The value of the surface tension coefficient k is 0.35. Due to mechanical instability and thermodynamic inconsistency: \({\int }_{{\rho }_{g}}^{{\rho }_{l}}\left({P}_{0}-\rho {C}_{s}^{2}-\frac{G{c}^{2}}{2}{\psi }^{2}\right)\frac{{\psi }^{\prime }}{{\psi }^{1+\epsilon }}d\rho =0\),\({\int }_{{\rho }_{g}}^{{\rho }_{l}}\left({P}_{0}-{P}_{EOS}\right)\frac{{\psi }^{\prime }}{{\psi }^{1+\epsilon }}d\rho =0\).
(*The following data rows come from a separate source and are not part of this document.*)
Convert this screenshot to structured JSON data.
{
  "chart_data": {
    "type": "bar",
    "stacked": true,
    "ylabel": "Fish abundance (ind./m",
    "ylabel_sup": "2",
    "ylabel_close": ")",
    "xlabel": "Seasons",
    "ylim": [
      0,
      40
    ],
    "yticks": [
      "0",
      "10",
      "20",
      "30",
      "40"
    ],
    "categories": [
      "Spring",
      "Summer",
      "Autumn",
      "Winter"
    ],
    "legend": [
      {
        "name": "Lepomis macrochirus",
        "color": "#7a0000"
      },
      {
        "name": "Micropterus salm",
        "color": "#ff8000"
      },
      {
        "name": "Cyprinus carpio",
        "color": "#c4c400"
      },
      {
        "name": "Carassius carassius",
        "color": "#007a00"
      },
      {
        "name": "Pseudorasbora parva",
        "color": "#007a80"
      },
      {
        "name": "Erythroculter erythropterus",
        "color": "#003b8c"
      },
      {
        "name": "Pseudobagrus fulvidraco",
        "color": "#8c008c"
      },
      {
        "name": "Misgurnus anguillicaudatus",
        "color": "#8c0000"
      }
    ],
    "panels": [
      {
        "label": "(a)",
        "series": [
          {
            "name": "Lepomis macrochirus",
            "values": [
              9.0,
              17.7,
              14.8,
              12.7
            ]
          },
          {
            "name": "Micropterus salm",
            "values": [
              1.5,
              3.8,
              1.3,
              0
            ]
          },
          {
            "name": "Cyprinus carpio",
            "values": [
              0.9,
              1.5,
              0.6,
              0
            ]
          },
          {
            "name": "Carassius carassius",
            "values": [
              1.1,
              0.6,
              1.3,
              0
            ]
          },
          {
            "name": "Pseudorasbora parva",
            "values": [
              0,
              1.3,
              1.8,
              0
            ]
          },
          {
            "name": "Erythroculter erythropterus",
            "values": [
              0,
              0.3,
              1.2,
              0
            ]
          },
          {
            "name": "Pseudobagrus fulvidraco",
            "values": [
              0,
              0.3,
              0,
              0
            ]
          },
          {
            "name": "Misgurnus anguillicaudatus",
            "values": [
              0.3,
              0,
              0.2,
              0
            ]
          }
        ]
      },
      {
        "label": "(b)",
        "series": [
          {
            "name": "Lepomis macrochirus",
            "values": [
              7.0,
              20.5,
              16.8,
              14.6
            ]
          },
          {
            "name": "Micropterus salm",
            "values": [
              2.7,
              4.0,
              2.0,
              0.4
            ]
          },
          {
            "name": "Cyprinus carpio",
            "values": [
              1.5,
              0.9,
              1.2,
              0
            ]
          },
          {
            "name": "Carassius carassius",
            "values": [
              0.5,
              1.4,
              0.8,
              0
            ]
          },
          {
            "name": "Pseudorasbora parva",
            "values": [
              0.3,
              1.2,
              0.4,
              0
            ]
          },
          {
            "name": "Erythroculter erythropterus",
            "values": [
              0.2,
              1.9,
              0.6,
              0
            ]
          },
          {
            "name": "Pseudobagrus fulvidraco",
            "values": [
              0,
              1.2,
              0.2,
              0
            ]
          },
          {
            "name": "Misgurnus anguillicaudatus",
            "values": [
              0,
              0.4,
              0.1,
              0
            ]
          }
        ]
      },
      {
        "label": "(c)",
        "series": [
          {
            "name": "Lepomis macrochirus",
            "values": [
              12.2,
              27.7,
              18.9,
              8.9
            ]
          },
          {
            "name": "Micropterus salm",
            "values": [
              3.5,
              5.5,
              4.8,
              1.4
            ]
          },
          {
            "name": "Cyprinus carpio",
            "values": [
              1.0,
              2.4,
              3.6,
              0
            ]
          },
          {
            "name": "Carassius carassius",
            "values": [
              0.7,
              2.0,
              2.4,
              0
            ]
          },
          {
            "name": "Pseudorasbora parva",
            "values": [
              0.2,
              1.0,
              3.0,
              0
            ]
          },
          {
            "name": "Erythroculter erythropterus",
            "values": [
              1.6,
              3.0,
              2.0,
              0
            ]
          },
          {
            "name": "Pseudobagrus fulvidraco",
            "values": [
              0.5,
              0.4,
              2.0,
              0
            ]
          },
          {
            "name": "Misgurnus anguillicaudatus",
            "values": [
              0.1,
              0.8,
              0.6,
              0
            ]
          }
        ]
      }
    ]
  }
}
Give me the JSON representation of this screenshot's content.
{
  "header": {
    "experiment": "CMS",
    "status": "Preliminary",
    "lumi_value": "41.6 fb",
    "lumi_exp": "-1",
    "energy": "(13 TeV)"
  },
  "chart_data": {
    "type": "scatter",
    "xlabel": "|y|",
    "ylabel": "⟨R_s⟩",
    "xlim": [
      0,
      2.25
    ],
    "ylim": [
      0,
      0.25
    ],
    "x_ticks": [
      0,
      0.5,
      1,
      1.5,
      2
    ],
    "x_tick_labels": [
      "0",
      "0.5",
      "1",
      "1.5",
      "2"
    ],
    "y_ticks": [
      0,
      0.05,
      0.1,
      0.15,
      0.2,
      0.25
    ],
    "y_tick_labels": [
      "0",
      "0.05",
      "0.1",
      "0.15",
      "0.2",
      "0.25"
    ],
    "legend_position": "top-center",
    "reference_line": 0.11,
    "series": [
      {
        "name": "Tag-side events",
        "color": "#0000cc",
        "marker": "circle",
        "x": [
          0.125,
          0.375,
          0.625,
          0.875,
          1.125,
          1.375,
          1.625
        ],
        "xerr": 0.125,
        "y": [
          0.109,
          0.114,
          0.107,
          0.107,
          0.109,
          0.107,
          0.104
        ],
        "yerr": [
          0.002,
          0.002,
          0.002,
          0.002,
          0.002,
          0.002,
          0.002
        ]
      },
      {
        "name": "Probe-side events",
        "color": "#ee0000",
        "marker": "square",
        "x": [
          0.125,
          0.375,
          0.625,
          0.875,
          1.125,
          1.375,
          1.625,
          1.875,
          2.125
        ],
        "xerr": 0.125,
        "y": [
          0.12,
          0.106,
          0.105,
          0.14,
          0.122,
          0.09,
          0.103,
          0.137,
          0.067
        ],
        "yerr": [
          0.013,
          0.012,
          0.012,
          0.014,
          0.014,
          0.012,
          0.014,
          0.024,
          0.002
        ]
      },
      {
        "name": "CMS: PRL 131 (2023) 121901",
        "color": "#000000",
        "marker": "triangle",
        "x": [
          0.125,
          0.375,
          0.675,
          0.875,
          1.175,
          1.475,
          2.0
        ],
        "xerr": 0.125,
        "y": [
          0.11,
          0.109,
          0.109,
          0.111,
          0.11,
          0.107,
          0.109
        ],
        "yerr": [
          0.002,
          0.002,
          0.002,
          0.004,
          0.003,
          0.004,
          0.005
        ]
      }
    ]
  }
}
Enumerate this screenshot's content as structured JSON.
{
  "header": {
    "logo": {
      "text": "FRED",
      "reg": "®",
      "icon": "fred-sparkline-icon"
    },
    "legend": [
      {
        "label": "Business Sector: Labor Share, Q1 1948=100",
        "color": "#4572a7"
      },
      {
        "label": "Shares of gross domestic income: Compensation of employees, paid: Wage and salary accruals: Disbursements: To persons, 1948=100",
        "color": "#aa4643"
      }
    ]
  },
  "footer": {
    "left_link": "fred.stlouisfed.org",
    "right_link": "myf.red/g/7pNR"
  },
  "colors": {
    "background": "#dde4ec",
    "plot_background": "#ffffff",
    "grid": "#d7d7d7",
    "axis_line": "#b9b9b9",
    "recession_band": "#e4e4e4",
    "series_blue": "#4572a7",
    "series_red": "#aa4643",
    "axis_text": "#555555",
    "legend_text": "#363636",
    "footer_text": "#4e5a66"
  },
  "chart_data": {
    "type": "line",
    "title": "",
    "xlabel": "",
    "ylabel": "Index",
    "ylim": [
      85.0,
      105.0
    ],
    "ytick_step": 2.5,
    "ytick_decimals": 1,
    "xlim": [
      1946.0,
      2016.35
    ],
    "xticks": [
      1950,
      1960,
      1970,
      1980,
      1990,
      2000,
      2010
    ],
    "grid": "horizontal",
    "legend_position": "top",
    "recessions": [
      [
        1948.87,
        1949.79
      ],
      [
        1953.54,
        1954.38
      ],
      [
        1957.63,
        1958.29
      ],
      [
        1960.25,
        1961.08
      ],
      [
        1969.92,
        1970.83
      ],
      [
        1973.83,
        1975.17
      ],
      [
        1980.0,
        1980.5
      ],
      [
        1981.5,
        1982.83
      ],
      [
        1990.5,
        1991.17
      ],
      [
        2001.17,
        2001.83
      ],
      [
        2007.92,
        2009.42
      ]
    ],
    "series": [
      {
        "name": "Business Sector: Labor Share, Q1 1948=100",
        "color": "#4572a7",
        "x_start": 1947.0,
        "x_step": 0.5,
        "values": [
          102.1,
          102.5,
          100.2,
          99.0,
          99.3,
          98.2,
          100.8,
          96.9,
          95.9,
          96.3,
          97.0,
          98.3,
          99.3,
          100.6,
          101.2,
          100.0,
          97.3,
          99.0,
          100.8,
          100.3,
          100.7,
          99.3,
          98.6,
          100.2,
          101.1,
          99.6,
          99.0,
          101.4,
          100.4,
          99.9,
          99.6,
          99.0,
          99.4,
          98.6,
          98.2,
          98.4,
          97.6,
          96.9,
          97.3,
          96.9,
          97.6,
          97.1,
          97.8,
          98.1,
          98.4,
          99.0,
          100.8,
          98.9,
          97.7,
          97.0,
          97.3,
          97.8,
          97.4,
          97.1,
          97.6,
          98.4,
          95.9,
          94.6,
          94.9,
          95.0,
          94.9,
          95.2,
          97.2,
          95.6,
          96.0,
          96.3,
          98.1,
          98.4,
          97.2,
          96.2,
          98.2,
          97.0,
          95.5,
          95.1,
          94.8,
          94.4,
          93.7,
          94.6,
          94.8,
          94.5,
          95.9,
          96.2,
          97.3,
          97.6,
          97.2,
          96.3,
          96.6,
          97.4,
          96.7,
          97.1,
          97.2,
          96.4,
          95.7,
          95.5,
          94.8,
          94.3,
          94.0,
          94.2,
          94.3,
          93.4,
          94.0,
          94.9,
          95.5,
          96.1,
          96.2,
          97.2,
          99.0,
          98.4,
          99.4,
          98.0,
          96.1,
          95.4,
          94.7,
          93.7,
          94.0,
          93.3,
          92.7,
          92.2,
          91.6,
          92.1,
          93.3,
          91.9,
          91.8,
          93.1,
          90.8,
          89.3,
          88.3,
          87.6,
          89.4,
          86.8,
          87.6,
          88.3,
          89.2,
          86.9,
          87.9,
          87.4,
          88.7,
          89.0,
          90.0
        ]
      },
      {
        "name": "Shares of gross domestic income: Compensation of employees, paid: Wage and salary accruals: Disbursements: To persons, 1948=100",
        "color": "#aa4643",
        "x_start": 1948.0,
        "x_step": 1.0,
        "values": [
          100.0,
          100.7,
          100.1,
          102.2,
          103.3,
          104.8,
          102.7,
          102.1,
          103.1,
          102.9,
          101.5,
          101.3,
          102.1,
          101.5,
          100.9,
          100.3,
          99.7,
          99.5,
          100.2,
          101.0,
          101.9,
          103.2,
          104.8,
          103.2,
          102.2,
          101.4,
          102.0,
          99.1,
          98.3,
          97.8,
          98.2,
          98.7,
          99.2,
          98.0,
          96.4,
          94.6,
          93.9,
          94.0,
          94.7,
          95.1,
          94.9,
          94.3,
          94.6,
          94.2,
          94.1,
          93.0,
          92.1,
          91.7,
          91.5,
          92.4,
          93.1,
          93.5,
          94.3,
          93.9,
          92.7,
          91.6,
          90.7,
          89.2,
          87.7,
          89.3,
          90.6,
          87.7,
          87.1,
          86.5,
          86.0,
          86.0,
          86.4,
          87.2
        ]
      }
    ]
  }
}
Therefore, the pseudopotential function adopts the radical model: \({\int }_{{\rho }_{g}}^{{\rho }_{l}}\left({P}_{0}-{P}_{EOS}\right)\frac{{\psi }^{\prime }}{{\psi }^{1+\epsilon }}d\rho =0\), and the gas equation of state adopts the C-S equation of state: \({P}_{EOS}=\rho RT\frac{1+b\rho /4+{\left(b\rho /4\right)}^{2}-{\left(b\rho /4\right)}^{3}}{{(1-b\rho /4)}^{3}}-a{\rho }^{2}\), critical temperature and critical pressure: \({T}_{c}=0.3773a/bR\), where \(a\)=0.25, \(b\)=1, \(R\)=1, temperature ratio is 0.5. The wall wettability model uses:

$${\rho }_{w}\left(x\right)=\left\{\begin{array}{c}\phi {\rho }_{avg} \phi \ge 1,for decreasing \theta \\ {\rho }_{avg}-△\rho △\rho \ge 0,for increasing \theta \end{array}\right.$$

6

In the formula, \({\rho }_{avg},\phi ,△\rho\) are the average density, hydrophilic coefficient and hydrophobic coefficient of the fluid at the wall, where \({\rho }_{avg}=\frac{{\sum }_{\alpha }{\omega }_{\alpha }\rho (x+{e}_{\alpha }{\delta }_{t}){S}_{w}(x+{e}_{\alpha }{\delta }_{t})}{{\sum }_{\alpha }{\omega }_{\alpha }{S}_{w}(x+{e}_{\alpha }{\delta }_{t})}\), \({S}_{w}(x+{e}_{\alpha }{\delta }_{t})\) is the judgment function, 1 for fluids and 0 for solids. The following equation is used to calculate the macrodensity, macroscopic velocity and equilibrium velocity: \(\rho =\sum {f}_{\alpha }\text{、}\rho v=\sum {e}_{\alpha }{f}_{\alpha }+\frac{{\delta }_{t}F}{2}\).